Постдок-2: Игровое/неигровое - страница 13



Писать по-прежнему, как в эпоху неведения, но и по-новому, то есть с мотивированным (документально подтвержденным) осуждением или прощением жертв и предателей, уже невозможно. Но если «исправить» задачу, если «не писать, а внимать. Если смогу внимать, то смогу и писать» (с. 100). Такова точка отсчета в этом дневниковом отчете.

Внимать – значит знать, что «все было хуже, гораздо хуже ‹…› все было труднее, драматичнее, чем я об этом рассказывал» (с. 102), – признается Эстерхази австрийским телевизионщикам.
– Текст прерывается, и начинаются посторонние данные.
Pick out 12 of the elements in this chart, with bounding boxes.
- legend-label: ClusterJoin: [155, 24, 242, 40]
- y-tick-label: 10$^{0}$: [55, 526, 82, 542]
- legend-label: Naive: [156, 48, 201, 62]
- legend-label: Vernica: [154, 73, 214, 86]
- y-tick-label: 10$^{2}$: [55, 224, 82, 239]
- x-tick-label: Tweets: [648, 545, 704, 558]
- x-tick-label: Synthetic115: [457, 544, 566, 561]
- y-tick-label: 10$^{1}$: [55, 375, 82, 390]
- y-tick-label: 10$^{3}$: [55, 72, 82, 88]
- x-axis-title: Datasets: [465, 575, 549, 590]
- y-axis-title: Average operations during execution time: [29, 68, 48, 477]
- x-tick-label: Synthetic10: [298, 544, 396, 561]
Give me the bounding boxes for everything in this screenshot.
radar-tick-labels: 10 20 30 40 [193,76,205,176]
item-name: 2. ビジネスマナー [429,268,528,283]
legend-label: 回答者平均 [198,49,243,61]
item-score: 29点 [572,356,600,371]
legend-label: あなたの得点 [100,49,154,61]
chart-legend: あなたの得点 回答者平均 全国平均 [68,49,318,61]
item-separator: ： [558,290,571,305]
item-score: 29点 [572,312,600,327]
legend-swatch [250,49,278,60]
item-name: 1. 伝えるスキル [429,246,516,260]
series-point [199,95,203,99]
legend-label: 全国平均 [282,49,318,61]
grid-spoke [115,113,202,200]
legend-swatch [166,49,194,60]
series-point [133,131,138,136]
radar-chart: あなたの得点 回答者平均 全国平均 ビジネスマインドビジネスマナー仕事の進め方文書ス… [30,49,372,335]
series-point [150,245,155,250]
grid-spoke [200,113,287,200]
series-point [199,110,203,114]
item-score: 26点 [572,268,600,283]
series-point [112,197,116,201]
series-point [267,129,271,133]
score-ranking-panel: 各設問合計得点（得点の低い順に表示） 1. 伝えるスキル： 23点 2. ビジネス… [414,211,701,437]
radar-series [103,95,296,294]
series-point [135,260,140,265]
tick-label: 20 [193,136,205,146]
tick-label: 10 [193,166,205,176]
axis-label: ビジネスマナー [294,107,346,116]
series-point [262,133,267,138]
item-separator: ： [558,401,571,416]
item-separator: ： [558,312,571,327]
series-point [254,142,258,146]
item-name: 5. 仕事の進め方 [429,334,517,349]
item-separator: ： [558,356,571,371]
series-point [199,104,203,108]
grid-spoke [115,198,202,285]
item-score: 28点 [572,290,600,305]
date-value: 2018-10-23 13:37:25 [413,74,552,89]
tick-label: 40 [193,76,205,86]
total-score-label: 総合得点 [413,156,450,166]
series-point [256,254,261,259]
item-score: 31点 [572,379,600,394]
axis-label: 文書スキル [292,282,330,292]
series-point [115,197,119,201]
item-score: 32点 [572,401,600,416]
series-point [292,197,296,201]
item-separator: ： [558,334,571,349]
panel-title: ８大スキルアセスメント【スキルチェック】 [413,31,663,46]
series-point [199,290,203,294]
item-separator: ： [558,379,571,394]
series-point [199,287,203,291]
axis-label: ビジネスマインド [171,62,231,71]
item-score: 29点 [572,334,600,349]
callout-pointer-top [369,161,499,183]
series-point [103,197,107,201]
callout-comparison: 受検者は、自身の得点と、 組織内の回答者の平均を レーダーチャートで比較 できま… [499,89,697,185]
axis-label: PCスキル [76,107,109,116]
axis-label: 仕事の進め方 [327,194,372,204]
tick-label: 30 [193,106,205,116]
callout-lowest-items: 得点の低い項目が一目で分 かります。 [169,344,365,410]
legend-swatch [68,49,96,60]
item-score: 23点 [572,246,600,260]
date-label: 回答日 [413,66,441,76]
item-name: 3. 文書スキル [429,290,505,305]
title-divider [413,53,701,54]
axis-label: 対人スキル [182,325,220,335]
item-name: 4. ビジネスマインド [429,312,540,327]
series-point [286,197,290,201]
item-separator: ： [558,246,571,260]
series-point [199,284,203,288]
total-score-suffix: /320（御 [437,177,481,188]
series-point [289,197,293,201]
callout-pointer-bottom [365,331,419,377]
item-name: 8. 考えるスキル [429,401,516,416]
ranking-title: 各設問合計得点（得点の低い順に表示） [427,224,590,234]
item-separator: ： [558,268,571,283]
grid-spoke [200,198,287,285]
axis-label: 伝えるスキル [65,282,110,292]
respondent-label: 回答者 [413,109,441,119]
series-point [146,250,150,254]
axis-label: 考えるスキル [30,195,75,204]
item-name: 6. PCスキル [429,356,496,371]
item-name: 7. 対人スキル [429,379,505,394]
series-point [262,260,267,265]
Но они не поняли глубины ужаса, утаенного от них.

Внимать – значит вменять общую вину и ответственность. «Компромисс с властью после 1956 года заключили не отдельные личности, а общество в целом, и только как следствие этого – отдельные личности. Кто-то в меньшей степени, кто-то в большей. Но все. Кто-то, может быть, заключил нулевой компромисс, но все-таки заключил» (с. 195).

До «Исправленного издания» Эстерхази казалось, что он – «в высшей степени суверенная личность» (с. 105), поскольку избежал соглашательства с режимом, но и с ума не сошел, не спился, не покончил с собой. «На самом же деле мне просто везло. Я не видел реальность» (с. 105). Внимать – значит видеть, а точнее, умирать (от стыда, от страха, компромиссов), чтобы смочь о настоящем поражении написать. «О глубине предательства мог бы рассказать только сам предатель, но он этого сделать не может» (с. 105). Переписывая доносы отца, Эстерхази получает, как мертвый, способность свидетельствовать, а не «писать». Но в таком свидетельском отчете способности Эстерхази-писателя «просто ‹…› неуместны!» (с. 110).

Свидетельствовать – значит лишиться языка, обретя способность внимать. Для эстета – открытие, что «здесь все есть и так» (с. 110). Открытие же внезапного реалиста – что «он дерьмо, стукач и предатель ‹…› и все-таки человек», «такой же, как я» (с. 117).

Погружаясь в досье отца, как в забой, замарывая руки, как шахтер, Эстерхази фиксирует свое обращение в реалиста, а отца сравнивает с автором-постмодернистом, который вымысел замешивал на реальности, а подлинные ситуации конструировал, отдаваясь фантазии. («Как свидетельствуют наши семейные предания, все всегда спасали евреев, по-человечески обращались с цыганами и т. д., но из этих преданий история страны не складывается, и даже будь они бесконечно правдивы, в результате получится ложь ‹…› Если же мы сделали все, но случилось все, что случилось, значит, это „все“ нужно переосмыслить» (с. 231, 232).)


«В связи с „Гармонией“ я много распространялся о силе и красоте документа, о том, какими ошеломляющими могут быть старые, пожелтевшие бумаги. – Честно сказать, эти новые тоже ошеломляли ‹…› если те документы я признаю красивыми, то и эти должен признать. Тяжелыми, скользкими, мрачными, безобразными, ущербными, безысходными – и красивыми» (с. 125–126). Красивыми как вымысел – «на такое у меня никогда не хватило бы фантазии» (с. 140). Но если бы он дал волю своему «новому, непосредственному реализму, то бедный издатель в кровь стер бы себе ноги в поисках типографской краски, которая все это выдержала» (с. 175). Такая краска – красная, кровавого цвета – нашлась для выписок из архивных досье и для цитат из романа «Небесная гармония», часть которых сейчас звучит «пророчески» («Мой отец был человеком злым по натуре, негодяем и гнидой, но это почему-то никогда не всплывало наружу, не становилось явным» (с. 225)).